Interpretation of Entropy and Calculation

Learning Objectives

After the study of this topic learners should be able to:

  • Describe how entropy is related to randomness or disorder
  • Predict for certain processes whether entropy increases or decreases. Predict whether the entropy change in a given process is positive or negative or zero
  • State the second law of thermodynamics
  • State the third law of thermodynamics and to explain how it makes possible an evaluation of absolute entropies of substances
  • Describe how and why the entropy of a substance changes with increasing temperature or when a phase change occurs starting with the substance as a pure solid at OK

Calculate ∆So for any reaction from tabulated absolute entropy values So


We have now seen several examples of processes that occur spontaneously, some exothermic and some endothermic. In order to understand why spontaneous processes occur, let us consider the expansion of a gas into a vacuum at molecular level.

  • Consider the expansion of an ideal gas
  • Consider Initial State, two 1 litre flasks connected by a closed stopcock, one flask is evacuated and the other containing 1 atm of gas

Fig 3.1 Expansion of a gas into a vacuum at molecular leve

We open the stopcock while maintaining the system at constant temperature(isothermal), what would you expect to happen?

Fig 3.2 When the stopcock is opened

We know that the molecule of a gas are in constant motion and that they will move in to whatever space is available to them - gases expand to fill their containers.

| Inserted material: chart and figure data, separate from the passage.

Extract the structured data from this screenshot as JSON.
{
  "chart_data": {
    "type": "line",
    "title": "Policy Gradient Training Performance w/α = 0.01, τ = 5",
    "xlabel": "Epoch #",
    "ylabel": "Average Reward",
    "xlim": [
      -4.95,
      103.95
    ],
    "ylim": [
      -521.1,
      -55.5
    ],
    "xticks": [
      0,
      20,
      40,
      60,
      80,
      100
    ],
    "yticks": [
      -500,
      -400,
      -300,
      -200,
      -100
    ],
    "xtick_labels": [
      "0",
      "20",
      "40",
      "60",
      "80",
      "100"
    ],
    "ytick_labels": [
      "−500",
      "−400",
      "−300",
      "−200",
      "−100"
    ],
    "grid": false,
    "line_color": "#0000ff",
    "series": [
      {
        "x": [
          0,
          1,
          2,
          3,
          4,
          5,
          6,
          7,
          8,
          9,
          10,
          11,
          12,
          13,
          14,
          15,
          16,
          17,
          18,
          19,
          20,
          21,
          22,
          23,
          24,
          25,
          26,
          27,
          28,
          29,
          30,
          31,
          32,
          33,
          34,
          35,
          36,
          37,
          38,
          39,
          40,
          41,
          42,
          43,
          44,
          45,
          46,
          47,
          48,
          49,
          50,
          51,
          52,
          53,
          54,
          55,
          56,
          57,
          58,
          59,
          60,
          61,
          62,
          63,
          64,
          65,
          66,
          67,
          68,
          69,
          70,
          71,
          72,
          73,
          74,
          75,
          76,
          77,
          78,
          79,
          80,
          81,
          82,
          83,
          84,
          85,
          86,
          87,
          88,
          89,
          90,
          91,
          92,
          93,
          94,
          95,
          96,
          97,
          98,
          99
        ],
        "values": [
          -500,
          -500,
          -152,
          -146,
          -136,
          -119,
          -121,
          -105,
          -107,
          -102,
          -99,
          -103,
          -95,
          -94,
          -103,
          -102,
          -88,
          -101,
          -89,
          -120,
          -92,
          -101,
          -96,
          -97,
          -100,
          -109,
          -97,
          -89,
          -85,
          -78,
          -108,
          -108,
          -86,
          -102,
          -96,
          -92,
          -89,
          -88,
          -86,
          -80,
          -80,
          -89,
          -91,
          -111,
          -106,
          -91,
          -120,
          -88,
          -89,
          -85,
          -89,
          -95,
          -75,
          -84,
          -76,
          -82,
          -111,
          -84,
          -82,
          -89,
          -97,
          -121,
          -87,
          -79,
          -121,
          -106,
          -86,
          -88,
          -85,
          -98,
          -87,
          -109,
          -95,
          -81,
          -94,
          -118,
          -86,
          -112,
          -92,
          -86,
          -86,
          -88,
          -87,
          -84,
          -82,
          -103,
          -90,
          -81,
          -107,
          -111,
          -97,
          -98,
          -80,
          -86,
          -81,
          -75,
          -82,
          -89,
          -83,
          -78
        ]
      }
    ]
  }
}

The ideal gas expands spontaneously to occupy both flasks Aand B at a pressure of 0.5 atmosphere. Since this process is spontaneous, we might next enquire as to what property of the system has undergone a change.

During this constant temperature(isothermal) expansion into vacuum, the gas does no work (w=0)

Furthermore, because the internal energy and enthalpy of an ideal gas depends only on temperature and not on the gas volume or pressure which is constant during the process ∆E = 0 for the expansion. For the mixing of gases at constant temperature

∆E = ∆H = 0 (3.1)

The product Pv is the internal energy of an ideal gas. For an ideal gas Pv = nRt. If T is constant nRt is constant. The energy of the gas is therefore constant, so fo a change occurring at constant pressure ∆E = 0

One characteristic of the above system, however is greatly altered by the mixing process. The degree of order that prevails. In the initial condition of the above figure there is some degree of order at least to the extent that all the molecules of a gas are

Relating Entropy to Heat transfer

We can relate the change in entropy to other familiar thermodynamics quantities especially the way it is related to heat transferred during the process. As explained earlier, entropy is a state function. however in order to understand the relationship between change in entropy and heat, we need to remember that heat is not a state function.suppose a system undergoes a process in which it changes from an initial state say state1 to a final state say state2. The heat transferred during the process,q, depends on the path we take from from state 1 to state2. To relate dS to heat q we need to consider a particular path from state 1 to state 2, namely a reversible path

At the end of the lesson the students should :

Entropy is studied under the second law of thermodynamics . An important part of chemistry is concerned with the state of equilibrium and the tendency of a system to move in the direction of equilibrium . The second law is concerned with the direction of spontaneous reactions and with equilibrium. Since both exothermic and endothermic reactions may proceed spontaneously, the driving force of a chemical reaction cannot be explained by the change of enthalpy alone. A process that occurs spontaneously involves a change of lower probability to a state of higher probability.

Before attempting this lesson students should be familiar with some language of thermodynamics which you learnt earlier on in the First Law of Thermodynamics.

  • Closed system
  • Open system
  • Isolated system
  • Universe
  • Surroundings
  • State function

With a closed system, no transfer of mass is possible: internal energy may only change due to heat and work. With an isolated system, no change in the internal energy is possible: heat, work and mass transfer are all impossible. With an open system, the internal energy may change due to transfer of heat, mass and work between system and surroundings.


The System and The Surroundings

Because we are interested in the heat given off by reactions it is very important to define the system that we are studying. In this way we can be sure exactly what we mean when we say, for example, that so many joules of heat have been given off - this amount of heat energy has left the system.

Note that the system may be defined by physical boundaries, like a test-tube or a bomb calorimeter, or the system may simply be defined by a set of cartesian coordinates specifying a particular volume in space.

Once we've defined the system as the particular region of space that we are making measurements on, the definition of the surroundings follows naturally - the surroundings are everything that is not the system.

One way of summarizing what we have just said:

The Universe = The System + The Surroundings (3.2)